Some of the things you’ll learn from Levine is how the Cahuilla people survive out here in Coachella with its 49°C (120°F) summer heat, prowling panthers, snakes galore, inquisitive coyotes and hidden water. She can show you how to make a straight, strong arrow with a poisoned tip from a simple twig.
She’ll explain why there is a gathering of date palm trees standing off to your right – blame the coyotes. They like to eat dates and then they poop out the pits after roaming miles from the original date palm.
The valley was 41°C (105°F) in early October, but with no humidity. It felt like 30°C (86°F). It is surrounded by mountain ranges soaring three kilometres into the sky and still rising. Levine said the colliding tectonic plates are pushing the mountains higher, faster than the wind and rain and earthquakes can erode them.

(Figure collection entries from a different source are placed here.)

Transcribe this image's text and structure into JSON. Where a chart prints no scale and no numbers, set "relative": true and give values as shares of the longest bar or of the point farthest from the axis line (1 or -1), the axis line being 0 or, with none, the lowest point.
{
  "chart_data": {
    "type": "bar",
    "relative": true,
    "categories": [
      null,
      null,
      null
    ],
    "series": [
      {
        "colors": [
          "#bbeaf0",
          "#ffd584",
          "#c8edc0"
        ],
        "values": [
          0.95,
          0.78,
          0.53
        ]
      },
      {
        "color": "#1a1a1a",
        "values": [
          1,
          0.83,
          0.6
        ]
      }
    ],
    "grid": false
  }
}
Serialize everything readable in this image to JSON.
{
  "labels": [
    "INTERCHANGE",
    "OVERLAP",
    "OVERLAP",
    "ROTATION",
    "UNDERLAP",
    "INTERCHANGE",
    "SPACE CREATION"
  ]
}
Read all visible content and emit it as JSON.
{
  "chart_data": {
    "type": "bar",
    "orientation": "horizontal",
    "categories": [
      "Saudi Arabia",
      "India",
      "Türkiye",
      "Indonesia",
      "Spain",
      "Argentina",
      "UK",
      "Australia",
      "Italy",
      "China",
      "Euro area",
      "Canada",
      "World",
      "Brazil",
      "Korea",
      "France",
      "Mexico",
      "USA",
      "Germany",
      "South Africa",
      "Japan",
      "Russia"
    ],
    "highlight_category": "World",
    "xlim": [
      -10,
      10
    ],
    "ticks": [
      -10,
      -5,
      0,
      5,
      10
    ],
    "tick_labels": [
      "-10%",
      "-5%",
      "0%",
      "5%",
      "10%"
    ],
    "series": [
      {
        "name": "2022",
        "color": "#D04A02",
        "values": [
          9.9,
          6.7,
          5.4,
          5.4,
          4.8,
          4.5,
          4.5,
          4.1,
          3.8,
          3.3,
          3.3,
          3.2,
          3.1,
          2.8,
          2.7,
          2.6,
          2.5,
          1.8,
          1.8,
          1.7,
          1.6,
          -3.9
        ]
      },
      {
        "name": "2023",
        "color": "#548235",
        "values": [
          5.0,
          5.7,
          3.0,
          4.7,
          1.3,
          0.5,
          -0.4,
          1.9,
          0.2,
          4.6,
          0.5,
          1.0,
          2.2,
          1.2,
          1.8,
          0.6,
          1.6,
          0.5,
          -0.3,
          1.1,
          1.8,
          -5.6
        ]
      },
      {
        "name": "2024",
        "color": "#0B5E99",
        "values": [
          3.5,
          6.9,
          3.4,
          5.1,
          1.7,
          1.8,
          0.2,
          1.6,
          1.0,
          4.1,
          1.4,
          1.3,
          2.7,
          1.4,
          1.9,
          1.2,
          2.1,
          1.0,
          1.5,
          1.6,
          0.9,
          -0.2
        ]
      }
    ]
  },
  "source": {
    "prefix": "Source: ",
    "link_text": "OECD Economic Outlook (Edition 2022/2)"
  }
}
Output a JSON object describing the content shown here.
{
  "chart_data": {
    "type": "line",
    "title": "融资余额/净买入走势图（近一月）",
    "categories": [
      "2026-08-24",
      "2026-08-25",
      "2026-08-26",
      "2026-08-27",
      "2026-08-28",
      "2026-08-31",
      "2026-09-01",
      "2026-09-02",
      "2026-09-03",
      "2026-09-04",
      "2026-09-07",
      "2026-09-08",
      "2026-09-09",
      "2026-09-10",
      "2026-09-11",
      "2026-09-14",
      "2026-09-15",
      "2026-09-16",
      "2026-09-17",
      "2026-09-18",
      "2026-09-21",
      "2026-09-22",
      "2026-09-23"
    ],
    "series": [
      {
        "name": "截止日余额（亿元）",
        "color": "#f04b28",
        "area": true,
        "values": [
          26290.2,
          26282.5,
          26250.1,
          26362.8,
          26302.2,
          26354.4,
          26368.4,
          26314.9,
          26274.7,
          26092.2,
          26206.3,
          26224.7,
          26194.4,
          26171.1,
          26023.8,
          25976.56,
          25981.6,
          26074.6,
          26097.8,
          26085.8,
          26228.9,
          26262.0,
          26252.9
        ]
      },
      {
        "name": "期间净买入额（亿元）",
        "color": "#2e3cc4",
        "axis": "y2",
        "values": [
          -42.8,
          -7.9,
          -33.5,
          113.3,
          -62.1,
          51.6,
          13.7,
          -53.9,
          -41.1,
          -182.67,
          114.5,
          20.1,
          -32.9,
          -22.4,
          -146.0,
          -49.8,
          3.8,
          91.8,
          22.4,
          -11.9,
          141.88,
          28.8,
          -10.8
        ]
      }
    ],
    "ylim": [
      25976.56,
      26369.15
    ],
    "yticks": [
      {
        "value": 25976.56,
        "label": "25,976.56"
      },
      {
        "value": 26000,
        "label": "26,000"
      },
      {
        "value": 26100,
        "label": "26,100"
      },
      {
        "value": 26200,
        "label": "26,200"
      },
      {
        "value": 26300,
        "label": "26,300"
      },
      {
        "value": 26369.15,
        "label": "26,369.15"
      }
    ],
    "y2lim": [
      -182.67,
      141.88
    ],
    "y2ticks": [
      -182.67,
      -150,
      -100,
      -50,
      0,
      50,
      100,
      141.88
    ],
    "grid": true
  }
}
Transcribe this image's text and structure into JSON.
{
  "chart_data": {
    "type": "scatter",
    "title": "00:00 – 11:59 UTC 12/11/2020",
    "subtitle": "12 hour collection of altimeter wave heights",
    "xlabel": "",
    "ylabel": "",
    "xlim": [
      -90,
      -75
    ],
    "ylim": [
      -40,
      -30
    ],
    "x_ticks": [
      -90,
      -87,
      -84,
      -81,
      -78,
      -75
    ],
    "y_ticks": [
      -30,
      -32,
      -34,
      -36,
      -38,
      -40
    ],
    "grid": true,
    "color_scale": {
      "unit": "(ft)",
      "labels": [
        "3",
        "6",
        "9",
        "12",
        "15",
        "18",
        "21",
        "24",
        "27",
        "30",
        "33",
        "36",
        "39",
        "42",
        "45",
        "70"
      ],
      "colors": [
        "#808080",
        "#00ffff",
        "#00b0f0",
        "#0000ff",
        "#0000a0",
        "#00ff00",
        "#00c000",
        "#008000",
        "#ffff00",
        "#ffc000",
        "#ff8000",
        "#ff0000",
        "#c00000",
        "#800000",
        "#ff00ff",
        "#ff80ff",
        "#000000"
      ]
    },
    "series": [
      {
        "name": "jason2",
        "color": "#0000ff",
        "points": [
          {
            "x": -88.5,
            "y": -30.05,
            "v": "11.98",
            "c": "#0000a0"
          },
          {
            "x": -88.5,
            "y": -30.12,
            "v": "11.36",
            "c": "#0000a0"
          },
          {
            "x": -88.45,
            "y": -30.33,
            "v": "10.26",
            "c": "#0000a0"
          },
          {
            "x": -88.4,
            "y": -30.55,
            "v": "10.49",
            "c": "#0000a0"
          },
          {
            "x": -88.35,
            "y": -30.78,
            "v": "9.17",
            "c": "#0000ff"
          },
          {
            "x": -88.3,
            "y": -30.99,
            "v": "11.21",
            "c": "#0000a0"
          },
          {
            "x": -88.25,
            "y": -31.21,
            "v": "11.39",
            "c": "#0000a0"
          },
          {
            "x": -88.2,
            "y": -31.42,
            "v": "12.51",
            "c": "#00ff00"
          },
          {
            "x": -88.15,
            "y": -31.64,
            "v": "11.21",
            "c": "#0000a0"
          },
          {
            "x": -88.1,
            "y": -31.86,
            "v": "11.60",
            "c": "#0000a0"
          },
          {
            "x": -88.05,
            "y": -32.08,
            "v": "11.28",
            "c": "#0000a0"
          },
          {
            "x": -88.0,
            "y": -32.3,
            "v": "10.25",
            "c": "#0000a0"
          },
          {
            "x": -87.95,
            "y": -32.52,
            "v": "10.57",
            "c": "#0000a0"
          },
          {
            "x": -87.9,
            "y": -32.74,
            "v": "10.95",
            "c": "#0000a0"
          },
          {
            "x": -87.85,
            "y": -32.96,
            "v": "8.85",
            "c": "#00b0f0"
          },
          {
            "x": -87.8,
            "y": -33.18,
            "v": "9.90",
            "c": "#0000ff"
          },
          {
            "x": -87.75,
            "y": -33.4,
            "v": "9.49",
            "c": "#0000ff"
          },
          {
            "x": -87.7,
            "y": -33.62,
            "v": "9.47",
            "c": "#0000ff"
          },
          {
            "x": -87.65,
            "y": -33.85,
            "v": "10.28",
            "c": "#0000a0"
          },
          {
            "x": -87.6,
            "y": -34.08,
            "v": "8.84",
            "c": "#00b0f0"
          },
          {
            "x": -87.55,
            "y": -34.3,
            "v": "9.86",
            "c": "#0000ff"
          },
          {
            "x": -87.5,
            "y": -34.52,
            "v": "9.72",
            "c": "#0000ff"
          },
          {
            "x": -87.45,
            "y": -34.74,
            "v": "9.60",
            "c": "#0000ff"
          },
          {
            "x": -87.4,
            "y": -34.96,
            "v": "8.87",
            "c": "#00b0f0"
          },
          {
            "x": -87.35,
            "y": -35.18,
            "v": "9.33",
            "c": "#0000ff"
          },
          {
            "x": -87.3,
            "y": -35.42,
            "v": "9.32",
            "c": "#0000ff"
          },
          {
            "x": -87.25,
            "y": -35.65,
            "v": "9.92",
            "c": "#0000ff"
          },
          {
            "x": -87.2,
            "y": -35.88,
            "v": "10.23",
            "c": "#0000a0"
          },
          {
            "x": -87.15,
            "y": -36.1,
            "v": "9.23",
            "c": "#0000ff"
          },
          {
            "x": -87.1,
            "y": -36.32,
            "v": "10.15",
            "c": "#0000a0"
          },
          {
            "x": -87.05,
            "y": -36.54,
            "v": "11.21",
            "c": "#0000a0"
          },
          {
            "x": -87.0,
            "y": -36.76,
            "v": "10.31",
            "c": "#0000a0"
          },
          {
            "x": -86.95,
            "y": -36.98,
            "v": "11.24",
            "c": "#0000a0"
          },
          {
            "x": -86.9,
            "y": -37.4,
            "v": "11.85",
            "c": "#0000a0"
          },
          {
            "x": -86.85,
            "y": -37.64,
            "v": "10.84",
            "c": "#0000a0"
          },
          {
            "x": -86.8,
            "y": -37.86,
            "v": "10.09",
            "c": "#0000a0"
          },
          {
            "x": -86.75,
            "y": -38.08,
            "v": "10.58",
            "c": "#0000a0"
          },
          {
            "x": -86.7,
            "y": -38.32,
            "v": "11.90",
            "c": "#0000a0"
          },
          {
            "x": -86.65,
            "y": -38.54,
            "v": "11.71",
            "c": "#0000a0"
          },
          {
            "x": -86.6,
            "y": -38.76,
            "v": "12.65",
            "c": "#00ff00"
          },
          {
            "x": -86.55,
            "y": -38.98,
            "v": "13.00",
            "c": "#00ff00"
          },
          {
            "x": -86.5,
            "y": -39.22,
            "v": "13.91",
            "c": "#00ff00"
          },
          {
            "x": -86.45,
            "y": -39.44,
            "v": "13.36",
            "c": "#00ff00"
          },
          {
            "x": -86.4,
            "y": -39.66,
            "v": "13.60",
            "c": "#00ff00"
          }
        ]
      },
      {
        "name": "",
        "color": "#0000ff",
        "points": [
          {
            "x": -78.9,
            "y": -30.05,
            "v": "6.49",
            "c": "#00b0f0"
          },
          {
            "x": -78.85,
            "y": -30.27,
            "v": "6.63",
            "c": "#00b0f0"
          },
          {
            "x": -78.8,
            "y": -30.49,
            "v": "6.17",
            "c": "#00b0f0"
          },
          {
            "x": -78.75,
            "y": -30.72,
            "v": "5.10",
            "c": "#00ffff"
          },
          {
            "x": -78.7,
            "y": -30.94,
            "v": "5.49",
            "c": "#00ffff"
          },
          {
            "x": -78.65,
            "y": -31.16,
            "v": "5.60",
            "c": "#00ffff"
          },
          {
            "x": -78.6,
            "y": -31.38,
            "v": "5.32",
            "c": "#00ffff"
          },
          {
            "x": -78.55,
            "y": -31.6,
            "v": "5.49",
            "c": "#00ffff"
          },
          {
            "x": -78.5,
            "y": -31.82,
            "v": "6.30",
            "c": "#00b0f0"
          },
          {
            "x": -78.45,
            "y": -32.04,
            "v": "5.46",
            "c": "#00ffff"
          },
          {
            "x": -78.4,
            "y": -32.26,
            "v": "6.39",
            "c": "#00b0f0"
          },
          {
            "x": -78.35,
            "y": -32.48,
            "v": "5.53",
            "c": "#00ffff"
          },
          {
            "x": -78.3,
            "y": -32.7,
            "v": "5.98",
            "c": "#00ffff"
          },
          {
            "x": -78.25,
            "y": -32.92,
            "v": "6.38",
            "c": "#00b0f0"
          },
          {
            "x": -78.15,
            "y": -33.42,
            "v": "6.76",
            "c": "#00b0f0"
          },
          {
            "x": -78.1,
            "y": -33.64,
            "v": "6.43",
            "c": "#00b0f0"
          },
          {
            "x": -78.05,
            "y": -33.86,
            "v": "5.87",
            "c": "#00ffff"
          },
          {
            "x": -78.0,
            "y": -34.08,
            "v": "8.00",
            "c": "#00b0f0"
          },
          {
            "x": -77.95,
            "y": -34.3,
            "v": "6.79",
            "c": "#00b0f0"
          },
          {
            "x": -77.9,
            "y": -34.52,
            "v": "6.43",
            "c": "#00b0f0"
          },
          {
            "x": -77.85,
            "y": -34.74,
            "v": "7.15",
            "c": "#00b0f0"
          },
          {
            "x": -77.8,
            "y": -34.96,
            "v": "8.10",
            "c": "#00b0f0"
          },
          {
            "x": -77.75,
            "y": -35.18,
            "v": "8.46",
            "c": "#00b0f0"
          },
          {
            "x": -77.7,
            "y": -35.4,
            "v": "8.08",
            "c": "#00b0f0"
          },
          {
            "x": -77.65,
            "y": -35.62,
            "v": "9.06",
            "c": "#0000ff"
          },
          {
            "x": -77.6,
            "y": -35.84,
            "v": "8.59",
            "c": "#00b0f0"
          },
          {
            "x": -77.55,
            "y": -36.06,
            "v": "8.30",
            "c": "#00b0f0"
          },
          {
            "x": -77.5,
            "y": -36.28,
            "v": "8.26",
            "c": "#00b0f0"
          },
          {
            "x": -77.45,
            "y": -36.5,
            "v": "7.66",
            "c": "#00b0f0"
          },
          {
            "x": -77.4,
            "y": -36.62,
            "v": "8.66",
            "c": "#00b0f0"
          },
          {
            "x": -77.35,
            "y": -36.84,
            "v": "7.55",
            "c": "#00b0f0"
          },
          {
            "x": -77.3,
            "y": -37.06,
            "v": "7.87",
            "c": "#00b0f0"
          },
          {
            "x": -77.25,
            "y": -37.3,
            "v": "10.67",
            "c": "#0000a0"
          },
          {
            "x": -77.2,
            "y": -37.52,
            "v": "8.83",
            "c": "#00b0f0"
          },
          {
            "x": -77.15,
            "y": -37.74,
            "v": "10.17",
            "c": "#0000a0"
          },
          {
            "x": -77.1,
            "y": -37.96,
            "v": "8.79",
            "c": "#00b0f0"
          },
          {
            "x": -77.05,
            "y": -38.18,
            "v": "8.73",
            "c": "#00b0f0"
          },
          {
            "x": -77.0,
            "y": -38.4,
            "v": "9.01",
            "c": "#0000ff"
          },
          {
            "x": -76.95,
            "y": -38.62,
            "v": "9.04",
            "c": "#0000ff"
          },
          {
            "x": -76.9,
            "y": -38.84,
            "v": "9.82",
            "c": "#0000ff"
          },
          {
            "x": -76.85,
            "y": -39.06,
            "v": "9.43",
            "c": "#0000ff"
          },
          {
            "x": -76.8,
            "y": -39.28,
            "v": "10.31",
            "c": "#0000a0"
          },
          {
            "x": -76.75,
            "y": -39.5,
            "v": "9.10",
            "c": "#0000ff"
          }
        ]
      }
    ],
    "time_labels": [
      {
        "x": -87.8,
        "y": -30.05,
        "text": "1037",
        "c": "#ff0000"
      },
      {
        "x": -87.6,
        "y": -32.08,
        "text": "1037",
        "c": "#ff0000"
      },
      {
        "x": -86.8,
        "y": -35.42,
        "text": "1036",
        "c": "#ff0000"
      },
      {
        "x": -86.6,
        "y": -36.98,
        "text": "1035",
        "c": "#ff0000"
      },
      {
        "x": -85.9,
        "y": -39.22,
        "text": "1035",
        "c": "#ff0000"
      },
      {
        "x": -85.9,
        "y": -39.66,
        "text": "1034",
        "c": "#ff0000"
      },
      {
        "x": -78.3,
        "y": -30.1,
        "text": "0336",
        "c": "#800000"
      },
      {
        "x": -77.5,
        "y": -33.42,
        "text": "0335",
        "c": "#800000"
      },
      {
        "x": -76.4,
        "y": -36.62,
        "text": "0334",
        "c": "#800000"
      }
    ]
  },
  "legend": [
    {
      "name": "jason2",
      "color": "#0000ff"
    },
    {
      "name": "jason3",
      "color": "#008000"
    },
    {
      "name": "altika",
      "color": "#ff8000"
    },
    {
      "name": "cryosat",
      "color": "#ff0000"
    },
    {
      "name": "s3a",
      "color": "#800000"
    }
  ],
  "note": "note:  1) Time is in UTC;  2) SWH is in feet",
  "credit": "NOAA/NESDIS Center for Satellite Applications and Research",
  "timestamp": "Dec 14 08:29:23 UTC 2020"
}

Desert Adventures is the Palm Springs touring firm that owns Levine’s red Jeep and a dozen others. If you have been driving with them long enough, they let you name your own Jeep – thus Ghostwalker.
Levine is part Cahuilla and her Ivia (the Cahuilla language) name means ‘wing in hair.’ The long braid down her back was intertwined with colourful cloth.
Desert Adventures has permission to roam its red Jeeps around the privately-owned, 1,000-acre Wilhelm’s Metate Ranch, which has been in the Wilhelm family since 1909. The Cahuilla have been living in the desert for 3,000 years and you’ll sometimes find their ancient history carved into the canyon walls.
To escape the summer heat of the desert, the Cahuilla moved higher into the mountains. You too can beat the heat by visiting Mount San Jacinto State Park, which is near the top of the three-kilometre mountain of the same name.
The Cahuilla walked up, even though Mount San Jacinto has the sheerest mountain face in North America. You may find it easier to ride up the Palm Springs Aerial Tramway, the third longest in the world. The floors in the tramway’s two gondolas revolve 360 degrees twice during the 12.5-minute ride to the top, so you’ll get a full panoramic tour. The operator explains you are moving through five climatic zones – the equivalent of going from Mexico’s Chihauhaun Desert to the Canadian Arctic. When it is 41°C (105°F) at the base of the tramway, it is 21°C (70°F) at the top.